I was able to reduce the amount of time for starting a guest domain defined with 82
macvtap devices from over 2 minutes to about 14 seconds by keeping track of the interface
name suffixes previously used. I defined two static bit maps (virBitmap), one each for
macvtap and macvlan device name suffixes. When a macvtap/macvlan device is created, the
index of the next clear bit (virBitmapNextClearBit) is retrieved to create the name. If an
interface with that name does not exist, the device is created and the bit at the index
used to create the interface name is set (virBitmapSetBit). When a macvtap/macvlan device
is deleted, if the interface name has the pattern 'macvtap%d' or
'macvlan%d', the suffix is parsed into a bit index and used to clear the
(virBitMapClearBit) bit in the respective bitmap.

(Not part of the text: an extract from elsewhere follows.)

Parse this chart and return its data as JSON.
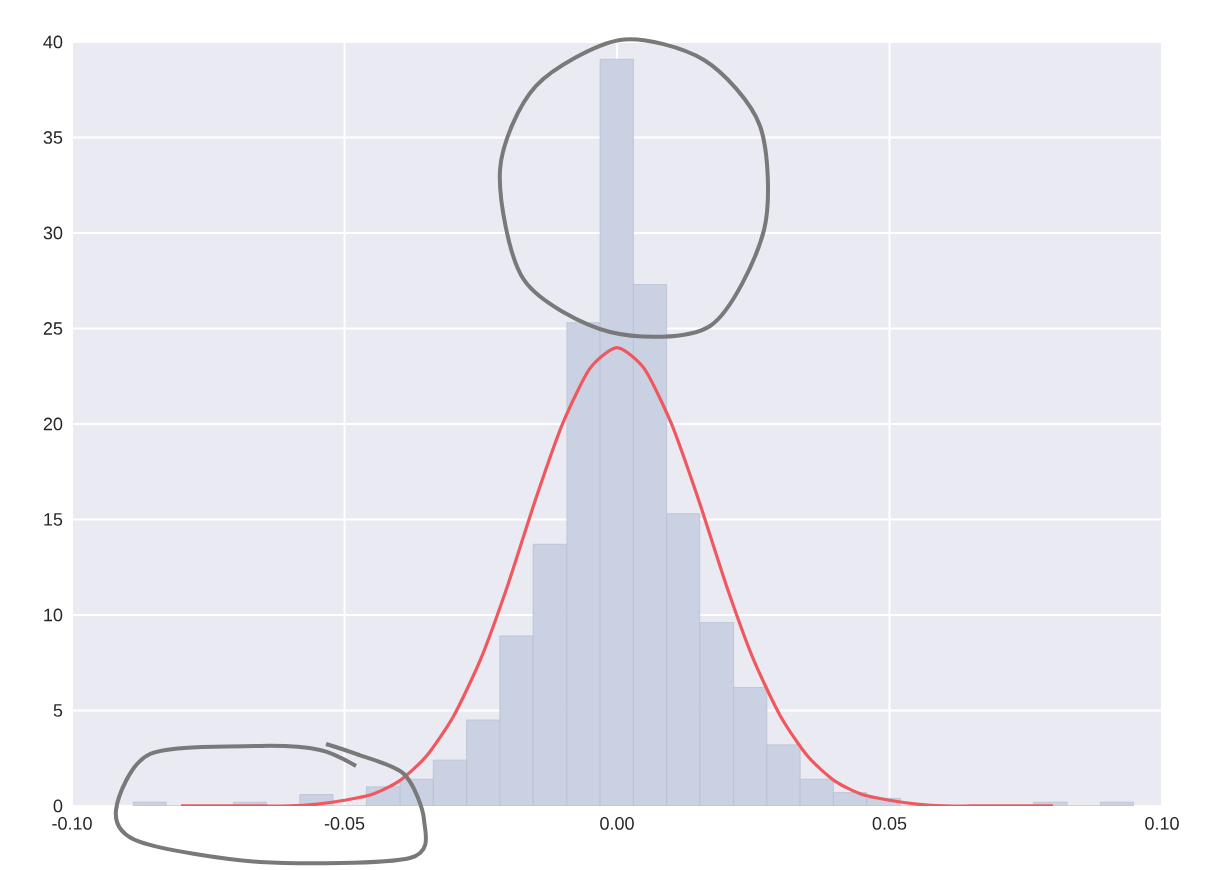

This sounds fine, as long as 1) you recreate the bitmap whenever
libvirtd is restarted (while scanning through all the interfaces of
every domain; there is already code being executed in exactly the right
place - look for qemu_process.c:qemuProcessNotifyNets() and add
appropriate code inside the loop there), and 2) you retry some number of
times if a supposedly unused device name is actually in use (to account
for processes other than libvirt using the same naming convention).
I am not sure that is the best design because there is no way to track interface names
used to create macvtap devices outside of libvirt, for example using the ip command.
If you wanted to get *really* complicated, you could use netlink to get
a list of all network devices, or even monitor netlink traffic to
maintain your own cache, but I think that's serious overkill (until
proven otherwise).
There may also be other issues I've not contemplated. I
included a couple of additional ideas below and am looking for comments or other
suggestions that I have not considered.
* Define a global counter variable initialized to 0, that gets
incremented each time an interface name is created, to keep track
of the last used interface name suffix. At some maximum value, the
counter will be set back to 0.
There could be some merit to this, as it is simpler and likely faster.
You would need to maintain the counter somewhere in persistent storage
so it could be retrieved when libvirtd is restarted though.
* Append a random number to 'macvlan' or 'macvtap'
when creating the
interface name. Of course, the number of digits would have to be
limited so the interface name would not exceed the maximum allowed.
Well, that has the advantage that no persistent state information is
required.
* Create the interface name in code that has more knowledge of the
environment and pass the name into the
*virNetDevMacVLanCreateWithVPortProfile* function via the
*tgifname* parameter. For example, the *qemuBuildCommandLine*
function in *qemu_command.c* contains the loop that iterates over
the network devices defined for the guest domain that ultimately
get created via the *virNetDevMacVLanCreateWithVPortProfile*
function. That function has access to the network device
configuration and at the very least could ensure none of the names
previously defined for the guest aren't used. I believe it would
be matter of creating a macvtap interface name - e.g., maybe a
call to some function in *virnetdevmacvlan.c* - and setting the
name in the virDomainNetDef structure prior to invoking
*qemuBuildInterfaceCommandLine*?
I don't quite follow what you're saying, but it sounds like you are
suggesting that we try to know enough about the environment that we can
predetermine an interface name. That won't work though - you can't know
for certain that some other program hasn't taken the name you want until
you try to create is.
There are shortcomings in all of these ideas, so if you have a better
one, feel free to present it.
Any of the first three is better than what we currently do. Note that in
the case of standard tap devices, the kernel itself handles the creation
of a unique name - if you call ioctl(TUNSETIFF) with a string with "%d"
in it and it finds the lowest numbered unused name and returns that. For
some reason, the macvtap authors didn't want to do that.